VCF Record Types
Sources: [VCF43] §1.3 "Data lines" — fixed fields, genotype fields. [BCF2] — 0-based POS, rlen computation, n_allele counting. See References.
Genotype
[VCF43] §1.3.2 "Genotype fields" — GT allele indexing (0=REF, 1+=ALT),
/unphased,|phased,.missing
Genotypes MUST store per-allele indices (0=REF, 1+=ALT, None=missing) and per-separator phasing (true=phased |, false=unphased /). The phase bit on the first allele separator is ignored by convention but MUST be written as unphased.
Type-safe alleles
[VCF43] §1.3.1 — REF: reference base(s). ALT: comma-separated list of alternate non-reference alleles.

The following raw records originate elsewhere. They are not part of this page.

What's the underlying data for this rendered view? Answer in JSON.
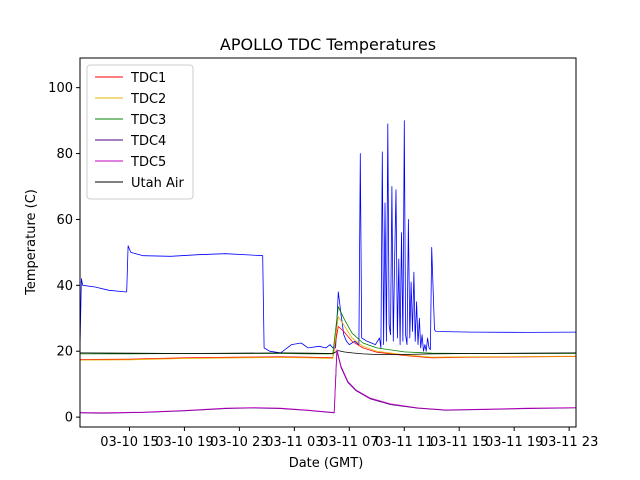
{
  "chart_data": {
    "type": "line",
    "title": "APOLLO TDC Temperatures",
    "xlabel": "Date (GMT)",
    "ylabel": "Temperature (C)",
    "x_unit": "hours since 03-10 00:00 GMT",
    "xlim": [
      11.4,
      47.5
    ],
    "ylim": [
      -3,
      109
    ],
    "x_ticks": [
      {
        "value": 15,
        "label": "03-10 15"
      },
      {
        "value": 19,
        "label": "03-10 19"
      },
      {
        "value": 23,
        "label": "03-10 23"
      },
      {
        "value": 27,
        "label": "03-11 03"
      },
      {
        "value": 31,
        "label": "03-11 07"
      },
      {
        "value": 35,
        "label": "03-11 11"
      },
      {
        "value": 39,
        "label": "03-11 15"
      },
      {
        "value": 43,
        "label": "03-11 19"
      },
      {
        "value": 47,
        "label": "03-11 23"
      }
    ],
    "y_ticks": [
      0,
      20,
      40,
      60,
      80,
      100
    ],
    "legend_position": "top-left",
    "series": [
      {
        "name": "TDC1",
        "color": "#ff0000",
        "x": [
          11.4,
          15,
          19,
          23,
          26,
          28,
          29.8,
          30.2,
          30.6,
          31.2,
          32,
          33,
          35,
          37,
          40,
          44,
          47.5
        ],
        "y": [
          17.5,
          17.6,
          18.0,
          18.2,
          18.3,
          18.2,
          18.0,
          27.5,
          26.0,
          23.0,
          21.0,
          19.7,
          18.7,
          18.0,
          18.2,
          18.3,
          18.4
        ]
      },
      {
        "name": "TDC2",
        "color": "#e6b400",
        "x": [
          11.4,
          15,
          19,
          23,
          26,
          28,
          29.8,
          30.2,
          30.6,
          31.2,
          32,
          33,
          35,
          37,
          40,
          44,
          47.5
        ],
        "y": [
          17.3,
          17.4,
          17.8,
          18.0,
          18.1,
          18.0,
          17.8,
          30.5,
          28.0,
          24.0,
          21.5,
          20.0,
          18.9,
          18.2,
          18.3,
          18.4,
          18.5
        ]
      },
      {
        "name": "TDC3",
        "color": "#008000",
        "x": [
          11.4,
          15,
          19,
          23,
          26,
          28,
          29.8,
          30.2,
          30.6,
          31.2,
          32,
          33,
          35,
          37,
          40,
          44,
          47.5
        ],
        "y": [
          19.2,
          19.2,
          19.3,
          19.3,
          19.3,
          19.2,
          19.2,
          33.5,
          30.0,
          25.5,
          22.5,
          21.0,
          19.8,
          19.4,
          19.3,
          19.3,
          19.3
        ]
      },
      {
        "name": "TDC4",
        "color": "#4b0082",
        "x": [
          11.4,
          13,
          16,
          19,
          22,
          24,
          26,
          28,
          29.9,
          30.1,
          30.4,
          30.9,
          31.5,
          32.5,
          34,
          36,
          38,
          41,
          44,
          47.5
        ],
        "y": [
          1.3,
          1.2,
          1.4,
          1.9,
          2.6,
          2.8,
          2.6,
          2.0,
          1.3,
          20.0,
          15.0,
          10.5,
          8.0,
          5.6,
          3.8,
          2.7,
          2.1,
          2.3,
          2.6,
          2.8
        ]
      },
      {
        "name": "TDC5",
        "color": "#c000c0",
        "x": [
          11.4,
          13,
          16,
          19,
          22,
          24,
          26,
          28,
          29.9,
          30.1,
          30.4,
          30.9,
          31.5,
          32.5,
          34,
          36,
          38,
          41,
          44,
          47.5
        ],
        "y": [
          1.4,
          1.3,
          1.5,
          2.0,
          2.7,
          2.9,
          2.7,
          2.1,
          1.4,
          20.5,
          15.4,
          10.8,
          8.2,
          5.8,
          4.0,
          2.8,
          2.2,
          2.4,
          2.7,
          2.9
        ]
      },
      {
        "name": "Utah Air",
        "color": "#000000",
        "x": [
          11.4,
          15,
          19,
          23,
          26,
          28,
          29.8,
          30.2,
          30.6,
          31.2,
          32,
          33,
          35,
          37,
          40,
          44,
          47.5
        ],
        "y": [
          19.5,
          19.4,
          19.3,
          19.4,
          19.5,
          19.4,
          19.3,
          20.2,
          19.8,
          19.5,
          19.2,
          19.0,
          19.0,
          19.2,
          19.3,
          19.4,
          19.5
        ]
      },
      {
        "name": "blue",
        "color": "#0000ff",
        "show_in_legend": false,
        "x": [
          11.4,
          11.5,
          11.6,
          12.5,
          13.5,
          14.7,
          14.8,
          14.9,
          15.1,
          16,
          18,
          20,
          22,
          24.7,
          24.8,
          25.2,
          26,
          26.8,
          27.5,
          28,
          28.8,
          29.3,
          29.6,
          29.8,
          30.0,
          30.2,
          30.4,
          30.6,
          30.8,
          31.0,
          31.4,
          31.7,
          31.8,
          31.9,
          32.3,
          32.9,
          33.2,
          33.3,
          33.4,
          33.5,
          33.6,
          33.7,
          33.8,
          33.9,
          34.0,
          34.1,
          34.2,
          34.3,
          34.4,
          34.5,
          34.6,
          34.7,
          34.8,
          34.9,
          35.0,
          35.1,
          35.2,
          35.3,
          35.4,
          35.5,
          35.6,
          35.7,
          35.8,
          35.9,
          36.0,
          36.1,
          36.2,
          36.3,
          36.4,
          36.5,
          36.6,
          36.7,
          36.8,
          36.9,
          37.0,
          37.2,
          37.3,
          40,
          44,
          47.5
        ],
        "y": [
          21,
          42,
          40,
          39.5,
          38.5,
          38,
          38,
          52,
          50,
          49,
          48.8,
          49.3,
          49.6,
          49,
          21,
          20,
          19.5,
          22,
          22.5,
          21,
          21.5,
          21,
          22,
          21,
          21,
          38,
          31,
          25,
          23,
          22,
          23,
          22,
          80,
          24,
          23,
          22,
          24,
          21,
          80.5,
          22,
          65,
          23,
          89,
          28,
          25,
          70,
          23,
          47,
          69,
          24,
          48,
          22,
          56,
          23,
          90,
          25,
          22,
          60,
          24,
          41,
          26,
          44,
          23,
          35,
          22,
          30,
          21,
          25,
          20,
          22,
          20,
          24,
          21,
          20.5,
          51.5,
          26.5,
          26,
          25.8,
          25.7,
          25.8
        ]
      }
    ]
  }
}
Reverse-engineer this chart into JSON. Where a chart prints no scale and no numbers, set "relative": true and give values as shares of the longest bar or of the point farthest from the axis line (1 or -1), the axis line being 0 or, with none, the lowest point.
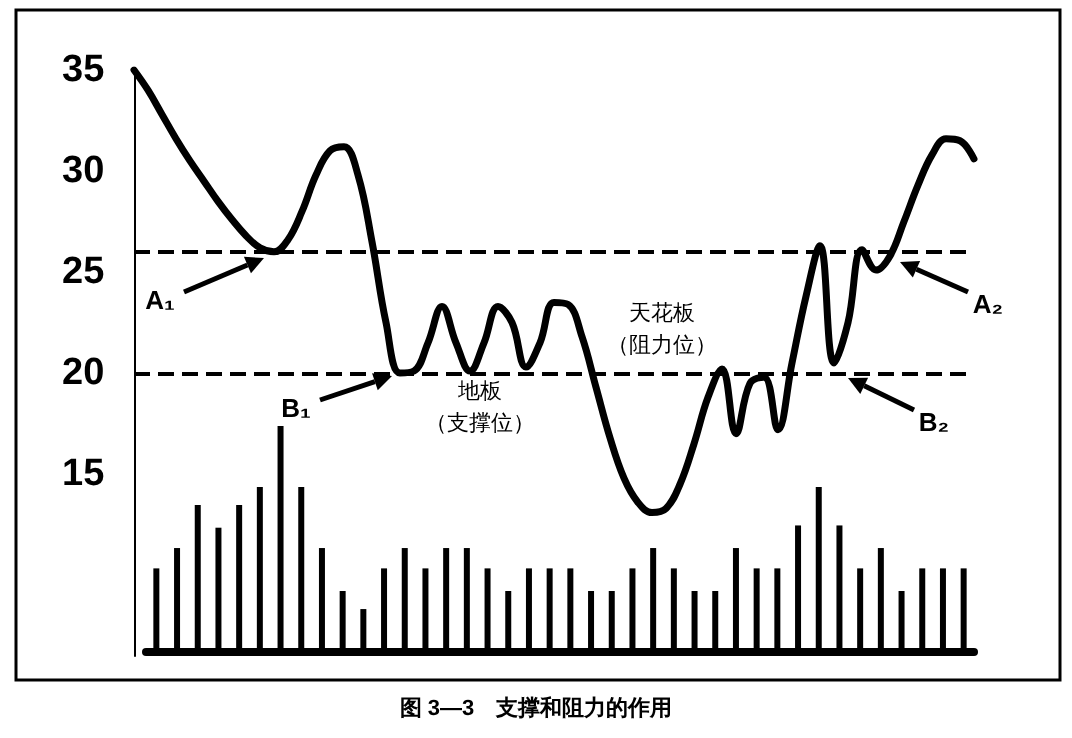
{
  "chart_data": [
    {
      "type": "line",
      "title": "图 3—3　支撑和阻力的作用",
      "categories": [
        null,
        null,
        null,
        null,
        null,
        null,
        null,
        null,
        null,
        null,
        null,
        null,
        null,
        null,
        null,
        null,
        null,
        null,
        null,
        null,
        null,
        null,
        null,
        null,
        null,
        null,
        null,
        null,
        null,
        null,
        null,
        null,
        null,
        null,
        null,
        null,
        null,
        null,
        null,
        null,
        null,
        null,
        null,
        null,
        null,
        null,
        null,
        null,
        null,
        null,
        null,
        null,
        null,
        null,
        null,
        null,
        null,
        null,
        null,
        null,
        null
      ],
      "series": [
        {
          "color": "#000000",
          "values": [
            35.0,
            34.0,
            32.8,
            31.6,
            30.5,
            29.5,
            28.5,
            27.6,
            26.8,
            26.2,
            26.0,
            26.6,
            28.0,
            29.8,
            31.0,
            31.2,
            29.8,
            26.5,
            22.5,
            20.0,
            20.1,
            21.5,
            23.3,
            21.5,
            20.1,
            21.5,
            23.3,
            22.5,
            20.3,
            21.5,
            23.5,
            23.4,
            21.8,
            19.3,
            16.8,
            14.8,
            13.6,
            13.1,
            13.3,
            14.5,
            16.5,
            18.8,
            20.2,
            17.0,
            19.5,
            19.8,
            17.2,
            20.5,
            23.8,
            26.3,
            20.5,
            22.5,
            26.1,
            25.1,
            25.8,
            27.5,
            29.3,
            30.8,
            31.6,
            31.5,
            30.6
          ]
        }
      ],
      "ylim": [
        6,
        35
      ],
      "yticks": [
        15,
        20,
        25,
        30,
        35
      ],
      "tick_labels": "y",
      "grid": false,
      "line_style": "solid",
      "ref_lines": [
        {
          "axis": "y",
          "value": 26,
          "line_style": "dashed",
          "color": "#000000"
        },
        {
          "axis": "y",
          "value": 20,
          "line_style": "dashed",
          "color": "#000000"
        }
      ],
      "annotations": [
        "A₁",
        "B₁",
        "地板",
        "（支撑位）",
        "天花板",
        "（阻力位）",
        "A₂",
        "B₂"
      ]
    },
    {
      "type": "bar",
      "relative": true,
      "tick_labels": false,
      "color": "#000000",
      "grid": false,
      "categories": [
        null,
        null,
        null,
        null,
        null,
        null,
        null,
        null,
        null,
        null,
        null,
        null,
        null,
        null,
        null,
        null,
        null,
        null,
        null,
        null,
        null,
        null,
        null,
        null,
        null,
        null,
        null,
        null,
        null,
        null,
        null,
        null,
        null,
        null,
        null,
        null,
        null,
        null,
        null,
        null
      ],
      "values": [
        0.37,
        0.46,
        0.65,
        0.55,
        0.65,
        0.73,
        1,
        0.73,
        0.46,
        0.27,
        0.19,
        0.37,
        0.46,
        0.37,
        0.46,
        0.46,
        0.37,
        0.27,
        0.37,
        0.37,
        0.37,
        0.27,
        0.27,
        0.37,
        0.46,
        0.37,
        0.27,
        0.27,
        0.46,
        0.37,
        0.37,
        0.56,
        0.73,
        0.56,
        0.37,
        0.46,
        0.27,
        0.37,
        0.37,
        0.37
      ]
    }
  ]
}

Alleles MUST be represented via a type-safe enum with variants for common VCF allele patterns: reference-only (REF with no ALT), SNV (single-base REF and ALT), insertion (anchor base + inserted bases), deletion (anchor base + deleted bases), and complex (arbitrary REF/ALT strings for MNVs, symbolic alleles, or mixed multi-allelic sites). Construction MUST validate structural invariants: SNV alts must differ from ref, insertion/deletion sequences must be non-empty.
The reference length (rlen) MUST be derived from the alleles variant: 1 for Reference, SNV, and Insertion; 1 + deleted.len() for Deletion; ref_allele.len() for Complex.
VCF REF/ALT text serialization MUST be handled by the alleles type. Each variant produces the correct VCF encoding: Insertion emits anchor as REF and anchor+inserted as ALT; Deletion emits anchor+deleted as REF and anchor as ALT; Reference emits the ref base with . as ALT.
n_allele counts ALL alleles including REF. A record with REF=A and ALT=T has n_allele=2. A record with no ALT (monomorphic/reference site) has n_allele=1.
Positions are 1-based, matching VCF text format convention. The BCF encoder MUST subtract 1 to produce the 0-based BCF POS.
Validation
The encoder MUST validate that the number of samples provided for each FORMAT field matches the sample count declared in the VCF header. A mismatch MUST be reported as a typed error.
When a GT (genotype) FORMAT field is present, it MUST be the first FORMAT key. If GT appears at any other position, the encoder MUST reject the record with a typed error.